Cotton growers in the Lower Rio Grande Valley who want an extension of their annual plowdown deadline have new regulations to abide by, according to state officials.

“State law requires that Valley cotton growers destroy their cotton stalks by Sept. 1, and that hasn’t changed,” said Jose Sanchez, regional director of the Texas Department of Agriculture in San Juan.

“What has changed,” he said, “is that they need to make their request for an extension ten days before Sept. 1 if their fields have not been harvested. If their cotton fields have been harvested, they can make their request for an extension at any time before Sept. 1.”

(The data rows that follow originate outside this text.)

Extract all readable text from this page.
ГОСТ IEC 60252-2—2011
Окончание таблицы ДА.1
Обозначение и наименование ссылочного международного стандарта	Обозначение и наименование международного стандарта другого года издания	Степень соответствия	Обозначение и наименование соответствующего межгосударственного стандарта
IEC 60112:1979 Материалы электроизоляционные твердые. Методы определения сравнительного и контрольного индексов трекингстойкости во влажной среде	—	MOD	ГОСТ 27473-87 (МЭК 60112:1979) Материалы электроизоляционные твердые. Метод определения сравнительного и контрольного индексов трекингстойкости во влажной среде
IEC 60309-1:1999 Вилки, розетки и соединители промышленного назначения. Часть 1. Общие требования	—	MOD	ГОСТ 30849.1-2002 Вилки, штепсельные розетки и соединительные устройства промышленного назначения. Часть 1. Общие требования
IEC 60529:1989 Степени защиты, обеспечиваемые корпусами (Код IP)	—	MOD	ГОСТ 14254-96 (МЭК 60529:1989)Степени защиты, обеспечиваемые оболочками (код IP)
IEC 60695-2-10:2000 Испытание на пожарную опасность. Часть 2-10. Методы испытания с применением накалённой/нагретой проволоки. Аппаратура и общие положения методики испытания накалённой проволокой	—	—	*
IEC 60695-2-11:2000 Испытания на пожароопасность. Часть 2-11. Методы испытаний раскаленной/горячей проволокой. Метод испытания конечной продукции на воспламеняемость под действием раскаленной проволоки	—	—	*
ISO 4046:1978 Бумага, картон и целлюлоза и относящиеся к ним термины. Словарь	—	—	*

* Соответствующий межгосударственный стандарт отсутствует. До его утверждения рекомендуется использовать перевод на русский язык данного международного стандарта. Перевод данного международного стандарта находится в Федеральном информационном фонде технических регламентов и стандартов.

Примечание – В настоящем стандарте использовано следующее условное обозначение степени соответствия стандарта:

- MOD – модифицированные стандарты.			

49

In the past, growers could make their request to the agriculture department the day before the deadline regardless of harvest. But not anymore, said Sanchez.

“The state’s law regulating cotton stalk destruction was changed by the state legislature to improve and expedite the already successful boll weevil eradication program in Texas,” he said.

The laws are meant to eliminate overwintering sites where boll weevils feed and reproduce, said LeeRoy Rock, a Texas AgriLife Extension Service integrated cotton pest management entomologist in Weslaco.

“Without a successful and complete plowdown effort by cotton growers, those weevils that overwinter in leftover stalks increase dramatically in numbers and pounce on the next year’s cotton with a vengeance,” he said. “Managing those large populations can be very expensive for growers in insecticide costs and decreased harvests.”

Texas legislators also made changes in state law to adjust the penalties on non-compliant and undestroyed cotton crops, and to change the penalty from a fine to a fee.

“Now, instead of the fines paid by producers going into the state treasury, that money is assessed as a fee that will be used directly toward weevil eradication efforts,” Sanchez said.

Rock said the new laws are designed to help, not penalize, growers.

“It’s for the common and agreed-upon good of everybody,” Rock said. “In effect, these changes will protect our state’s cotton industry from devastating losses from boll weevils.”

The fee for cotton stalk destruction violations in the Rio Grande Valley is $5 per acre per week for cotton fields that are non-compliant or not destroyed by the Sept. 1 deadline, Sanchez said.

“The proposed fee would increase to $7.50 per acre per week after the fifth week of non-compliance,” he said.